Dono da Voepass admite à PF conhecimento sobre falhas em aeronave

Em depoimento à Polícia Federal, empresário reconhece omissões técnicas antes da queda de avião e é indiciado junto a outros 15 funcionários da companhia.

Por Jornalista Diego Sousa - MTB 0005226/CE· 08 de agosto de 2026 às 01:003 min de leitura

Dono da Voepass admite à PF conhecimento sobre falhas em aeronave
Resumo em 10 segundos

Investigação revela que cúpula da empresa aérea tinha ciência de irregularidades mecânicas antes de acidente fatal.

O empresário José Luiz Felício Filho, proprietário da Voepass, admitiu em depoimento formal à Polícia Federal que tinha conhecimento sobre a omissão de panes técnicas em suas aeronaves.
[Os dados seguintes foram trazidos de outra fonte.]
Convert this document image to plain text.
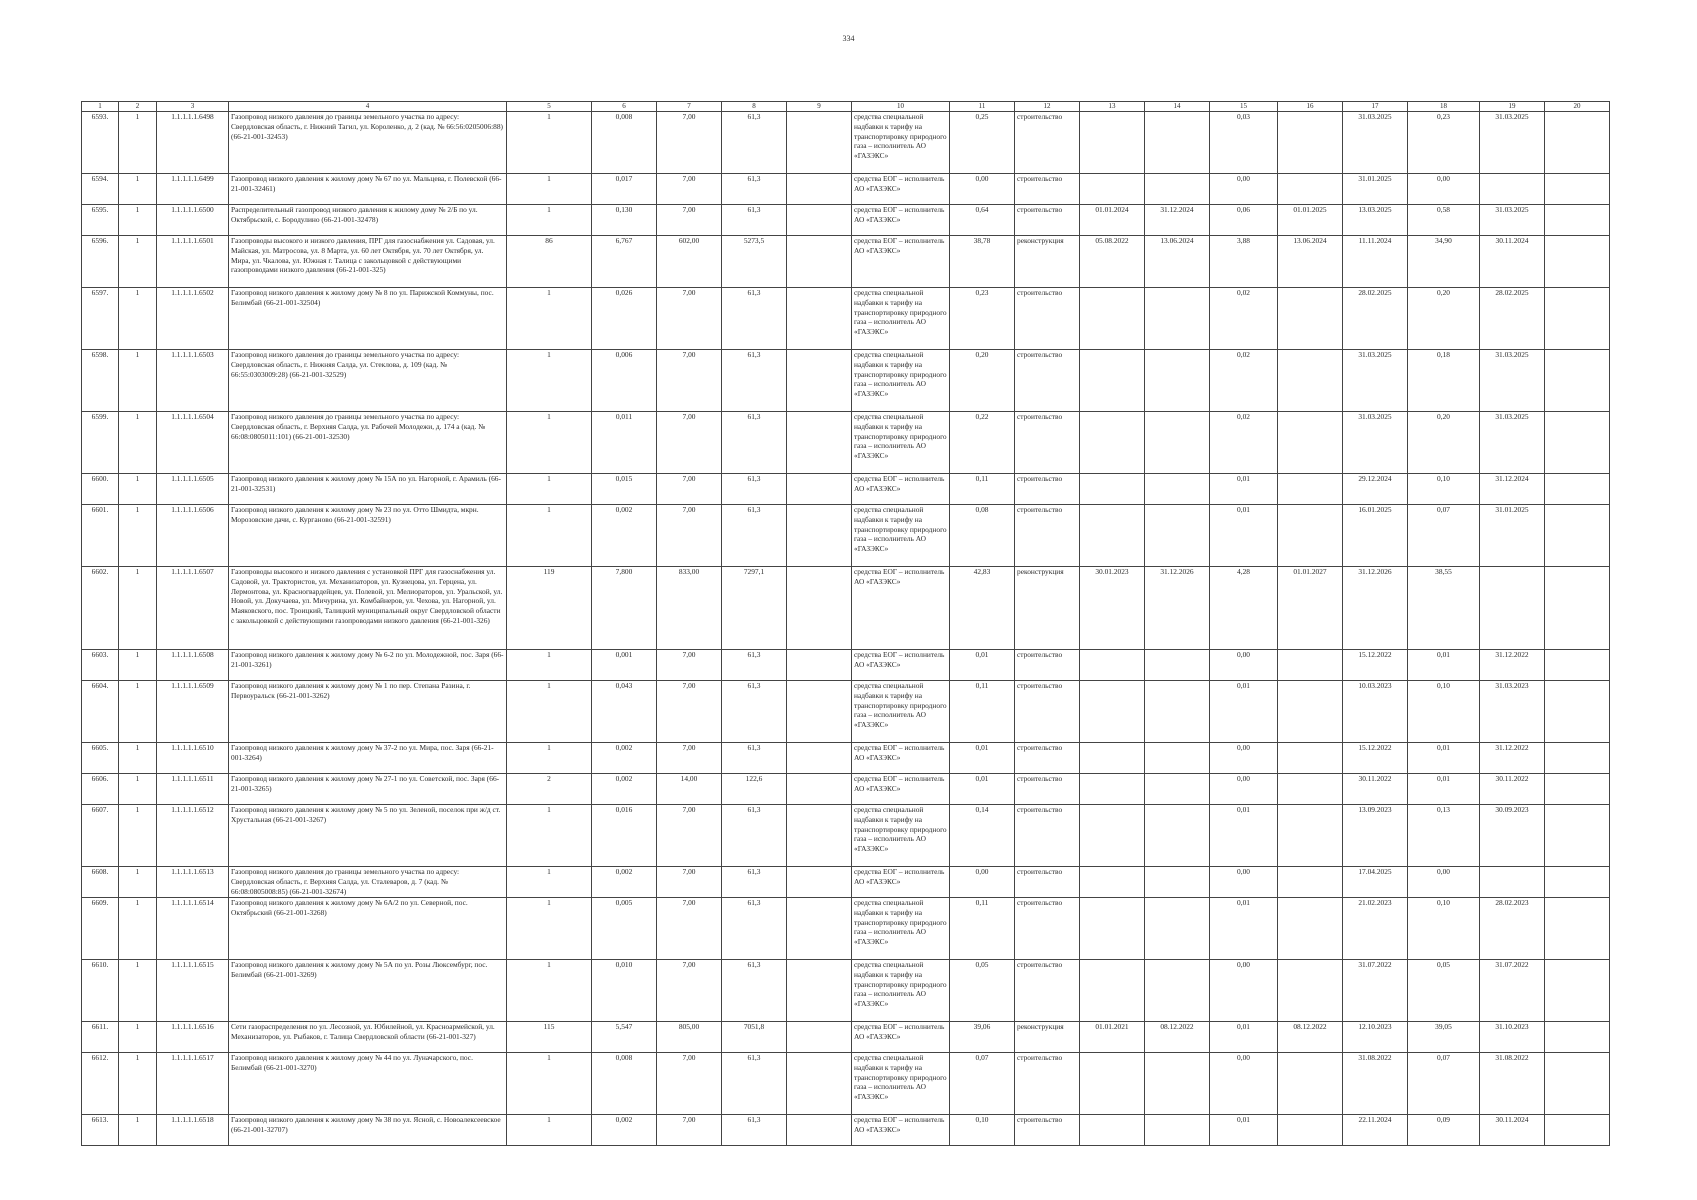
334
1	2	3	4	5	6	7	8	9	10	11	12	13	14	15	16	17	18	19	20
6593.	1	1.1.1.1.1.6498	Газопровод низкого давления до границы земельного участка по адресу: Свердловская область, г. Нижний Тагил, ул. Короленко, д. 2 (кад. № 66:56:0205006:88) (66-21-001-32453)	1	0,008	7,00	61,3		средства специальной надбавки к тарифу на транспортировку природного газа – исполнитель АО «ГАЗЭКС»	0,25	строительство			0,03		31.03.2025	0,23	31.03.2025	
6594.	1	1.1.1.1.1.6499	Газопровод низкого давления к жилому дому № 67 по ул. Мальцева, г. Полевской (66-21-001-32461)	1	0,017	7,00	61,3		средства ЕОГ – исполнитель АО «ГАЗЭКС»	0,00	строительство			0,00		31.01.2025	0,00		
6595.	1	1.1.1.1.1.6500	Распределительный газопровод низкого давления к жилому дому № 2/Б по ул. Октябрьской, с. Бородулино (66-21-001-32478)	1	0,130	7,00	61,3		средства ЕОГ – исполнитель АО «ГАЗЭКС»	0,64	строительство	01.01.2024	31.12.2024	0,06	01.01.2025	13.03.2025	0,58	31.03.2025	
6596.	1	1.1.1.1.1.6501	Газопроводы высокого и низкого давления, ПРГ для газоснабжения ул. Садовая, ул. Майская, ул. Матросова, ул. 8 Марта, ул. 60 лет Октября, ул. 70 лет Октября, ул. Мира, ул. Чкалова, ул. Южная г. Талица с закольцовкой с действующими газопроводами низкого давления (66-21-001-325)	86	6,767	602,00	5273,5		средства ЕОГ – исполнитель АО «ГАЗЭКС»	38,78	реконструкция	05.08.2022	13.06.2024	3,88	13.06.2024	11.11.2024	34,90	30.11.2024	
6597.	1	1.1.1.1.1.6502	Газопровод низкого давления к жилому дому № 8 по ул. Парижской Коммуны, пос. Белимбай (66-21-001-32504)	1	0,026	7,00	61,3		средства специальной надбавки к тарифу на транспортировку природного газа – исполнитель АО «ГАЗЭКС»	0,23	строительство			0,02		28.02.2025	0,20	28.02.2025	
6598.	1	1.1.1.1.1.6503	Газопровод низкого давления до границы земельного участка по адресу: Свердловская область, г. Нижняя Салда, ул. Стеклова, д. 109 (кад. № 66:55:0303009:28) (66-21-001-32529)	1	0,006	7,00	61,3		средства специальной надбавки к тарифу на транспортировку природного газа – исполнитель АО «ГАЗЭКС»	0,20	строительство			0,02		31.03.2025	0,18	31.03.2025	
6599.	1	1.1.1.1.1.6504	Газопровод низкого давления до границы земельного участка по адресу: Свердловская область, г. Верхняя Салда, ул. Рабочей Молодежи, д. 174 а (кад. № 66:08:0805011:101) (66-21-001-32530)	1	0,011	7,00	61,3		средства специальной надбавки к тарифу на транспортировку природного газа – исполнитель АО «ГАЗЭКС»	0,22	строительство			0,02		31.03.2025	0,20	31.03.2025	
6600.	1	1.1.1.1.1.6505	Газопровод низкого давления к жилому дому № 15А по ул. Нагорной, г. Арамиль (66-21-001-32531)	1	0,015	7,00	61,3		средства ЕОГ – исполнитель АО «ГАЗЭКС»	0,11	строительство			0,01		29.12.2024	0,10	31.12.2024	
6601.	1	1.1.1.1.1.6506	Газопровод низкого давления к жилому дому № 23 по ул. Отто Шмидта, мкрн. Морозовские дачи, с. Курганово (66-21-001-32591)	1	0,002	7,00	61,3		средства специальной надбавки к тарифу на транспортировку природного газа – исполнитель АО «ГАЗЭКС»	0,08	строительство			0,01		16.01.2025	0,07	31.01.2025	
6602.	1	1.1.1.1.1.6507	Газопроводы высокого и низкого давления с установкой ПРГ для газоснабжения ул. Садовой, ул. Трактористов, ул. Механизаторов, ул. Кузнецова, ул. Герцена, ул. Лермонтова, ул. Красногвардейцев, ул. Полевой, ул. Мелиораторов, ул. Уральской, ул. Новой, ул. Докучаева, ул. Мичурина, ул. Комбайнеров, ул. Чехова, ул. Нагорной, ул. Маяковского, пос. Троицкий, Талицкий муниципальный округ Свердловской области с закольцовкой с действующими газопроводами низкого давления (66-21-001-326)	119	7,800	833,00	7297,1		средства ЕОГ – исполнитель АО «ГАЗЭКС»	42,83	реконструкция	30.01.2023	31.12.2026	4,28	01.01.2027	31.12.2026	38,55		
6603.	1	1.1.1.1.1.6508	Газопровод низкого давления к жилому дому № 6-2 по ул. Молодежной, пос. Заря (66-21-001-3261)	1	0,001	7,00	61,3		средства ЕОГ – исполнитель АО «ГАЗЭКС»	0,01	строительство			0,00		15.12.2022	0,01	31.12.2022	
6604.	1	1.1.1.1.1.6509	Газопровод низкого давления к жилому дому № 1 по пер. Степана Разина, г. Первоуральск (66-21-001-3262)	1	0,043	7,00	61,3		средства специальной надбавки к тарифу на транспортировку природного газа – исполнитель АО «ГАЗЭКС»	0,11	строительство			0,01		10.03.2023	0,10	31.03.2023	
6605.	1	1.1.1.1.1.6510	Газопровод низкого давления к жилому дому № 37-2 по ул. Мира, пос. Заря (66-21-001-3264)	1	0,002	7,00	61,3		средства ЕОГ – исполнитель АО «ГАЗЭКС»	0,01	строительство			0,00		15.12.2022	0,01	31.12.2022	
6606.	1	1.1.1.1.1.6511	Газопровод низкого давления к жилому дому № 27-1 по ул. Советской, пос. Заря (66-21-001-3265)	2	0,002	14,00	122,6		средства ЕОГ – исполнитель АО «ГАЗЭКС»	0,01	строительство			0,00		30.11.2022	0,01	30.11.2022	
6607.	1	1.1.1.1.1.6512	Газопровод низкого давления к жилому дому № 5 по ул. Зеленой, поселок при ж/д ст. Хрустальная (66-21-001-3267)	1	0,016	7,00	61,3		средства специальной надбавки к тарифу на транспортировку природного газа – исполнитель АО «ГАЗЭКС»	0,14	строительство			0,01		13.09.2023	0,13	30.09.2023	
6608.	1	1.1.1.1.1.6513	Газопровод низкого давления до границы земельного участка по адресу: Свердловская область, г. Верхняя Салда, ул. Сталеваров, д. 7 (кад. № 66:08:0805008:85) (66-21-001-32674)	1	0,002	7,00	61,3		средства ЕОГ – исполнитель АО «ГАЗЭКС»	0,00	строительство			0,00		17.04.2025	0,00		
6609.	1	1.1.1.1.1.6514	Газопровод низкого давления к жилому дому № 6А/2 по ул. Северной, пос. Октябрьский (66-21-001-3268)	1	0,005	7,00	61,3		средства специальной надбавки к тарифу на транспортировку природного газа – исполнитель АО «ГАЗЭКС»	0,11	строительство			0,01		21.02.2023	0,10	28.02.2023	
6610.	1	1.1.1.1.1.6515	Газопровод низкого давления к жилому дому № 5А по ул. Розы Люксембург, пос. Белимбай (66-21-001-3269)	1	0,010	7,00	61,3		средства специальной надбавки к тарифу на транспортировку природного газа – исполнитель АО «ГАЗЭКС»	0,05	строительство			0,00		31.07.2022	0,05	31.07.2022	
6611.	1	1.1.1.1.1.6516	Сети газораспределения по ул. Лесозной, ул. Юбилейной, ул. Красноармейской, ул. Механизаторов, ул. Рыбаков, г. Талица Свердловской области (66-21-001-327)	115	5,547	805,00	7051,8		средства ЕОГ – исполнитель АО «ГАЗЭКС»	39,06	реконструкция	01.01.2021	08.12.2022	0,01	08.12.2022	12.10.2023	39,05	31.10.2023	
6612.	1	1.1.1.1.1.6517	Газопровод низкого давления к жилому дому № 44 по ул. Луначарского, пос. Белимбай (66-21-001-3270)	1	0,008	7,00	61,3		средства специальной надбавки к тарифу на транспортировку природного газа – исполнитель АО «ГАЗЭКС»	0,07	строительство			0,00		31.08.2022	0,07	31.08.2022	
6613.	1	1.1.1.1.1.6518	Газопровод низкого давления к жилому дому № 38 по ул. Ясной, с. Новоалексеевское (66-21-001-32707)	1	0,002	7,00	61,3		средства ЕОГ – исполнитель АО «ГАЗЭКС»	0,10	строительство			0,01		22.11.2024	0,09	30.11.2024	
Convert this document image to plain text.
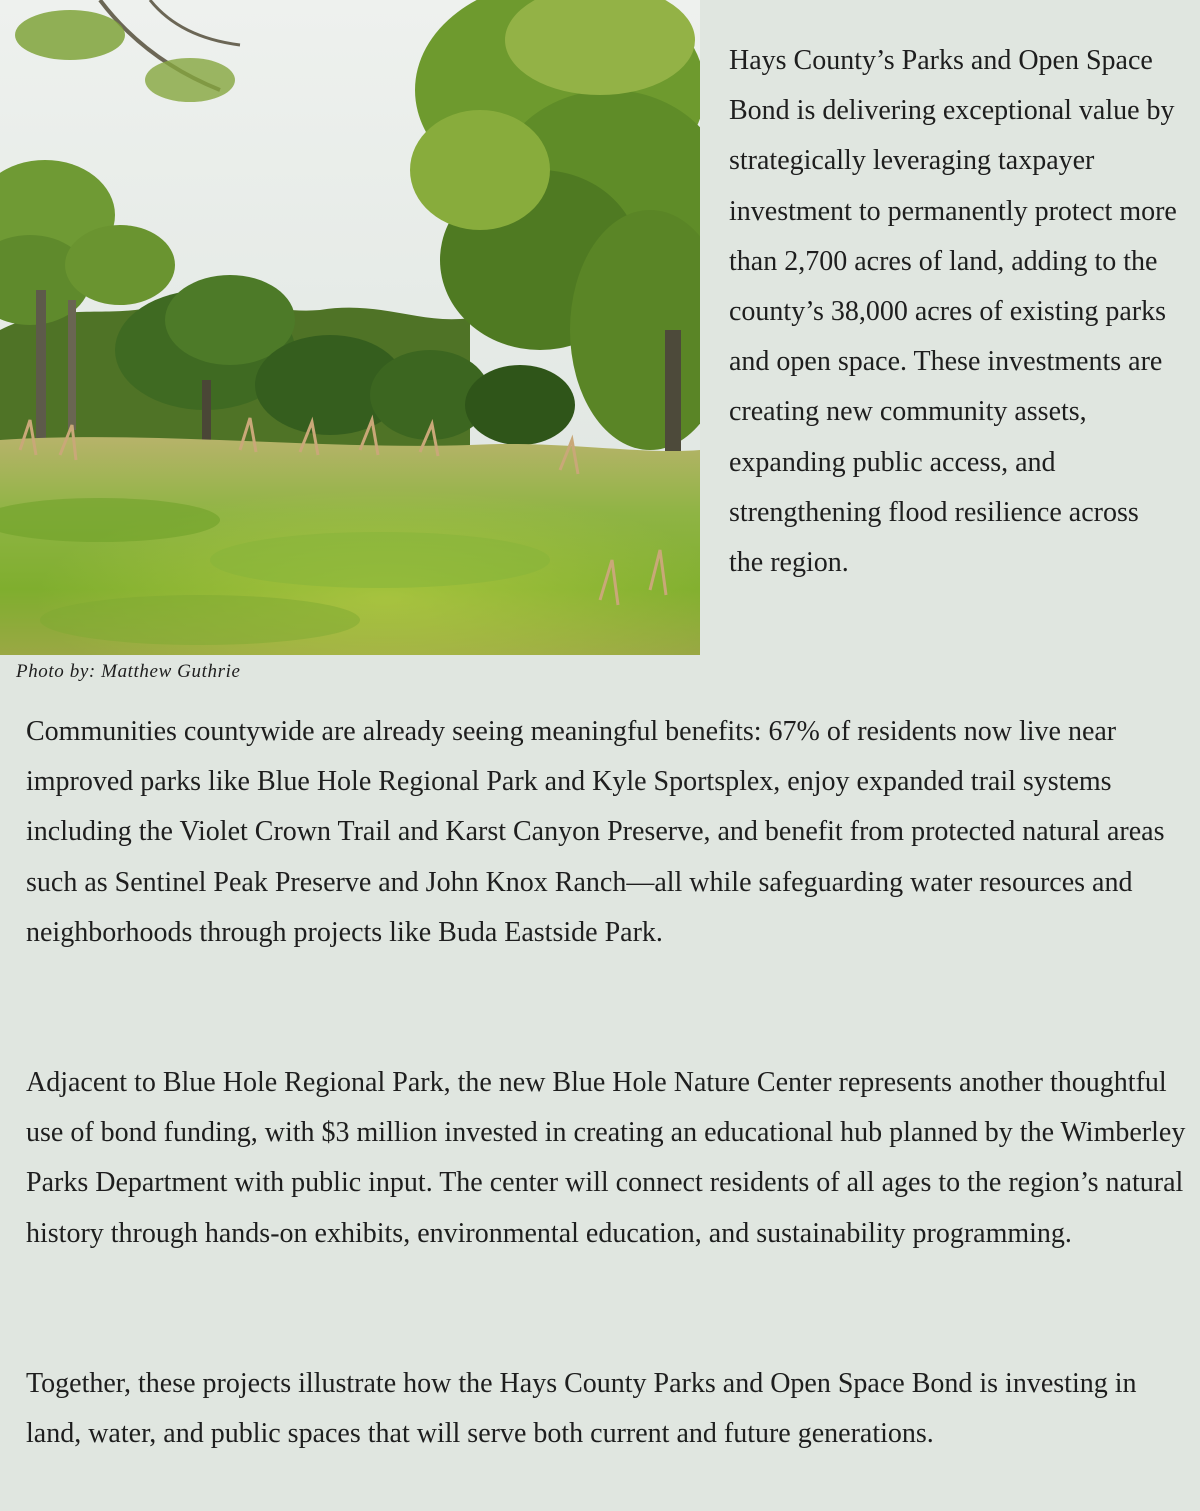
Hays County’s Parks and Open Space Bond is delivering exceptional value by strategically leveraging taxpayer investment to permanently protect more than 2,700 acres of land, adding to the county’s 38,000 acres of existing parks and open space. These investments are creating new community assets, expanding public access, and strengthening flood resilience across the region.

Photo by: Matthew Guthrie

Communities countywide are already seeing meaningful benefits: 67% of residents now live near improved parks like Blue Hole Regional Park and Kyle Sportsplex, enjoy expanded trail systems including the Violet Crown Trail and Karst Canyon Preserve, and benefit from protected natural areas such as Sentinel Peak Preserve and John Knox Ranch—all while safeguarding water resources and neighborhoods through projects like Buda Eastside Park.

Adjacent to Blue Hole Regional Park, the new Blue Hole Nature Center represents another thoughtful use of bond funding, with $3 million invested in creating an educational hub planned by the Wimberley Parks Department with public input. The center will connect residents of all ages to the region’s natural history through hands-on exhibits, environmental education, and sustainability programming.

Together, these projects illustrate how the Hays County Parks and Open Space Bond is investing in land, water, and public spaces that will serve both current and future generations.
O reconhecimento ocorreu no âmbito do inquérito que apura as responsabilidades pela queda do avião da companhia, resultando no indiciamento do dono da empresa e de outros 15 funcionários e executivos. O caso, que tramita sob sigilo parcial, aponta para o crime de atentado contra a segurança aérea, após alertas prévios emitidos por órgãos reguladores.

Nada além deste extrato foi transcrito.